Felicia Dlamini, a developmental economist based in the capital, Mbabane, told IRIN: "From the standpoint that AGOA brought jobs then, yes, it has been a success, though half the jobs are gone now; but we have to look at the quality of the jobs, and other factors that have impacted on the quality of people's lives."
Zodwa Mavimbela, Assistant Commissioner for Verifying Audits at the Ministry of Finance, which monitors company tax compliance, commented: "Every country wants its workers to pay taxes - that's what we hoped when the AGOA factories arrived. Taxes pay for social programmes, but the workers are paid too little to pay much tax, and the companies are unprofitable and don't pay tax."
Poor labour conditions
Gladys, 26, who declined to give her last name, is one of six women who share a room within walking distance of a factory in Matsapha, an industrial estate about five kilometres west of Swaziland's commercial city, Manzini.
They sleep in shifts, heat water on a gas stove, and bathe in a metal tub; their meals usually consist of bread, maize-meal porridge and vegetables - meat is a rarity.
"All of us have to support children and families. Most of us are from the rural areas - we were driven from there by the poverty and drought," said Gladys, a mother of two who works as a seamstress at the factory.
|There is not a single factory that has a collective bargaining agreement with a workers union|
"That is why we all have boyfriends - even the married girls - because we need gifts from them to buy clothes and pay for our children's school needs," she said.
Swaziland is ruled by sub-Saharan Africa's last absolute monarch, King Mswati III, and democratic credentials weigh heavily in determining eligibility for AGOA, but because the country had begun work on democratic reforms, such as drawing up a new constitution, it just made the cut.
Labour law concerns were raised by the US Deputy Trade Representative, Ambassador Demetrios Marantis, at a meeting with government officials in February 2010. A US government official, who declined to be identified, told IRIN that if Swaziland did not improve its labour conditions it could lose its AGOA status.

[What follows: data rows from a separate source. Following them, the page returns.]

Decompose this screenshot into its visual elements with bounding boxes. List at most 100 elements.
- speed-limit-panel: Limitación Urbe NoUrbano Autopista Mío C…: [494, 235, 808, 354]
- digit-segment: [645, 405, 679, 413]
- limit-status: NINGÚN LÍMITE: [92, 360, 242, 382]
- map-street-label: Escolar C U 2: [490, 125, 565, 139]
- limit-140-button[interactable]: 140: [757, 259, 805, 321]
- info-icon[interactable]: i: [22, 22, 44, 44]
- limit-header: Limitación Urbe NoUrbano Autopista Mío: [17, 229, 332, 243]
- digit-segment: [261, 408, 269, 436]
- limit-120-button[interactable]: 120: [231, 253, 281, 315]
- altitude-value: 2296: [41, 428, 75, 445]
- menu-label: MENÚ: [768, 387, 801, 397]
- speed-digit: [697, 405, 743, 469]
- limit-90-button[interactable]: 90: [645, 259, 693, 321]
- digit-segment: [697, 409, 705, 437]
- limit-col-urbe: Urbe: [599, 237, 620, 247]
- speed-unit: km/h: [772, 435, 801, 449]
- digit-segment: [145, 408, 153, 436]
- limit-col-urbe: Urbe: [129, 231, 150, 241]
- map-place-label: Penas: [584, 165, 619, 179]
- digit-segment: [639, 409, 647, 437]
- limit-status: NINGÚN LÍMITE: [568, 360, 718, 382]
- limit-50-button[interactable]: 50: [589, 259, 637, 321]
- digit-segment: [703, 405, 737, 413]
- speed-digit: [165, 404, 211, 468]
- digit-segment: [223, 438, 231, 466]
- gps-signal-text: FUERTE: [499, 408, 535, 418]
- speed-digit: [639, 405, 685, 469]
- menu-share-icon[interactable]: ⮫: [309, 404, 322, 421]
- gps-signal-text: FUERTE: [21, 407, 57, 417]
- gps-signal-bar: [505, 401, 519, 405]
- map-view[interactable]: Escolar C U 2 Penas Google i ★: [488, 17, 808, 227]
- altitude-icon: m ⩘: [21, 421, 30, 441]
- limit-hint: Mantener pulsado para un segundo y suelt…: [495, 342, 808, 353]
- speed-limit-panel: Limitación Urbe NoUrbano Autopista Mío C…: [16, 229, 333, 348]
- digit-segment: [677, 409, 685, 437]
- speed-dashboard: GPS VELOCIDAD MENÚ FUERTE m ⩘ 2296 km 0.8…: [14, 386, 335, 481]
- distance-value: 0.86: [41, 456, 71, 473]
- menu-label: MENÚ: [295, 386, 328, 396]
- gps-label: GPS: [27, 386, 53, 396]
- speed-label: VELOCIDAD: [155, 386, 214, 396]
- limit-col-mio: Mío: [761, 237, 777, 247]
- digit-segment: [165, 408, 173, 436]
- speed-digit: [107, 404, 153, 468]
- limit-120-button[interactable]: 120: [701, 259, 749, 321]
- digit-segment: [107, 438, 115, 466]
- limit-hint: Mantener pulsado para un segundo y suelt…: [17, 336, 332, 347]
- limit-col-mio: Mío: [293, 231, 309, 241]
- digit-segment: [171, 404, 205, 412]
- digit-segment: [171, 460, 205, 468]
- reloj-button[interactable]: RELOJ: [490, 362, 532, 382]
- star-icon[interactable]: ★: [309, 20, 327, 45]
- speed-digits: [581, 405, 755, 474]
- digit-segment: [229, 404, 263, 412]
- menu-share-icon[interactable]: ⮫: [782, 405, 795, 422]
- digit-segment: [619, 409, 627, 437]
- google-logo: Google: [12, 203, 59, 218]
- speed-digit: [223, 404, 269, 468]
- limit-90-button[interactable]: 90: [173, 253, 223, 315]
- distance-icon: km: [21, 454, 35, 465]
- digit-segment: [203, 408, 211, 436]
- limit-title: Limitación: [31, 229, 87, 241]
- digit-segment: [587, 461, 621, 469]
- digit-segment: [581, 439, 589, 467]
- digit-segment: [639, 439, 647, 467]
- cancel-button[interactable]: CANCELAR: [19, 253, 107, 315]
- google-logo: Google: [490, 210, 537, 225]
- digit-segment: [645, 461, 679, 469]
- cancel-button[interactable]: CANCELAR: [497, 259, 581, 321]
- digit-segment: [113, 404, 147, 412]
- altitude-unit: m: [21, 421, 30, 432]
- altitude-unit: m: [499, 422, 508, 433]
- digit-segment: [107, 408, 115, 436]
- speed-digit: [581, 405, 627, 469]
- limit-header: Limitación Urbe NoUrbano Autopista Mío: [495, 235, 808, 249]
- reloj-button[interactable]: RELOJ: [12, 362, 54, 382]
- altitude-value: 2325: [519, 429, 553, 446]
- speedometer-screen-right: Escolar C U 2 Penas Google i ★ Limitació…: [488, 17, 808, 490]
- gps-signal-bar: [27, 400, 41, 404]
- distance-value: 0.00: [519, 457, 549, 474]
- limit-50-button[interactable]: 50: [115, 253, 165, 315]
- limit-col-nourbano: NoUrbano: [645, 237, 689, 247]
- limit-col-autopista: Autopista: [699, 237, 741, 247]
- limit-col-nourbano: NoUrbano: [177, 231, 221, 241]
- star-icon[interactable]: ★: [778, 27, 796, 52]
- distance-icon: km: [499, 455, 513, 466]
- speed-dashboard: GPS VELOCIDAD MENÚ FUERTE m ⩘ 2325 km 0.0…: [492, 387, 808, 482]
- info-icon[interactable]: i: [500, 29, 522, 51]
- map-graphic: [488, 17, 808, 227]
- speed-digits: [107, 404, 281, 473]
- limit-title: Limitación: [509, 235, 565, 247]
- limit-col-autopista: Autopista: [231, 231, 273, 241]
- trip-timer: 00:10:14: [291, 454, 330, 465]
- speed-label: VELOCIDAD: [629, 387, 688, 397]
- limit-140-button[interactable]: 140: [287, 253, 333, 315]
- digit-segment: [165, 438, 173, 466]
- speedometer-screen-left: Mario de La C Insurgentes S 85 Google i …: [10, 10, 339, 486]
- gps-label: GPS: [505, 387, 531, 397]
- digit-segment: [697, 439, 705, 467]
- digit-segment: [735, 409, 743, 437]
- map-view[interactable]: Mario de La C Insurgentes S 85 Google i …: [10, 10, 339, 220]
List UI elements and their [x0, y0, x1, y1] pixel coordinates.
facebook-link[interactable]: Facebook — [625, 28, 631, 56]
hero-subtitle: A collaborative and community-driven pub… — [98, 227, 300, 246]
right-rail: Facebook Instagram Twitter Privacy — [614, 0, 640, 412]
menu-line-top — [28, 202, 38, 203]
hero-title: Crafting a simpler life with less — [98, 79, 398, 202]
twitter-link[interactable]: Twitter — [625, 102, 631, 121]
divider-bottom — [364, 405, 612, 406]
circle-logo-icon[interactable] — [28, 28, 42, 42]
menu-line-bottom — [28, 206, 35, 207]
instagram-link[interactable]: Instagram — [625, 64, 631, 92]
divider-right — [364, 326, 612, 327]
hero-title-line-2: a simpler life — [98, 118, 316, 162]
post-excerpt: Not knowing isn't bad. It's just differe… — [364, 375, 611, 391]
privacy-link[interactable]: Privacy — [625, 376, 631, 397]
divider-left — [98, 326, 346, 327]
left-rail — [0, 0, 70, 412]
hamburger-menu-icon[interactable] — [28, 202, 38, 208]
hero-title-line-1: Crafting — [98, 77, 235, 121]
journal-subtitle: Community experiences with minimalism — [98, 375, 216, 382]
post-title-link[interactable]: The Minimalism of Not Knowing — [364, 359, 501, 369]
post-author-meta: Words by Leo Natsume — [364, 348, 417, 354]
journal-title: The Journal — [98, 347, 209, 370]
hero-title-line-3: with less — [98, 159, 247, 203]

"There is not a single factory that has a collective bargaining agreement with a workers union. On average, union representation at the factories is 30 percent - far below the 50 percent union membership needed for bargaining power," said SFTU's Gina.

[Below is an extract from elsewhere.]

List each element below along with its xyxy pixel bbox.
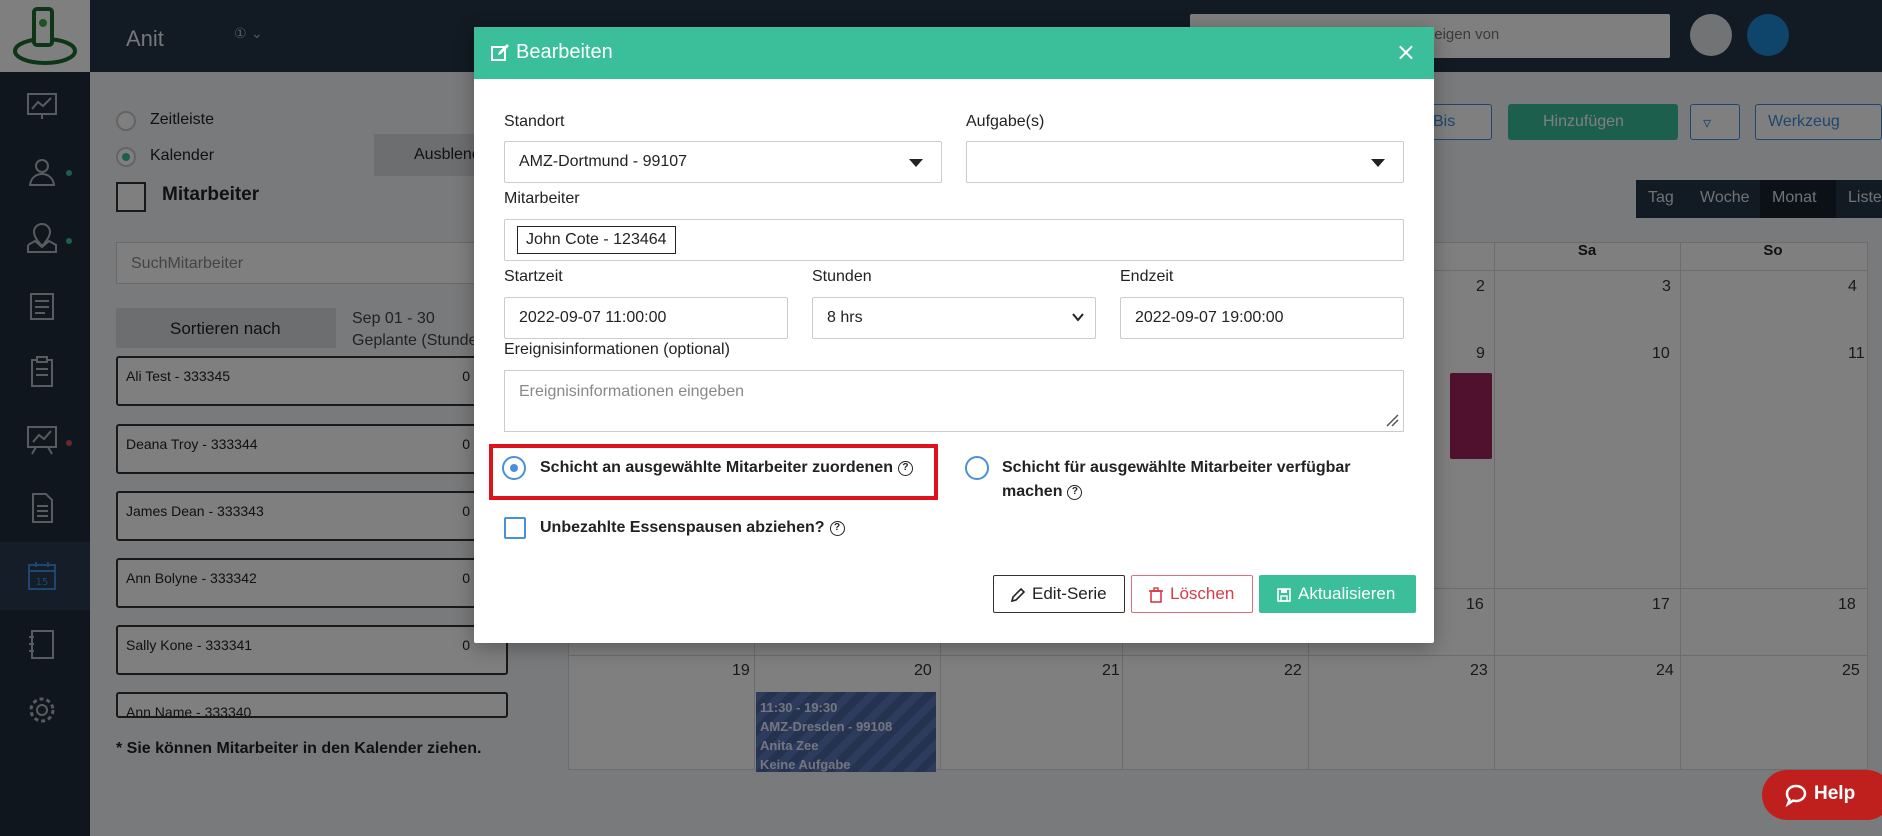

"Employers will give the appearance of cooperating with the union when AGOA inspectors come around, but they are doing everything they can to discourage unionization."
In March, Prime Minister Sibusiso Dlamini acknowledged the concerns over "the rate of progress by Swaziland in the implementation of international labour agreements, and in particular the effectiveness of monitoring working conditions, and the freedom to organize under the laws of Swaziland."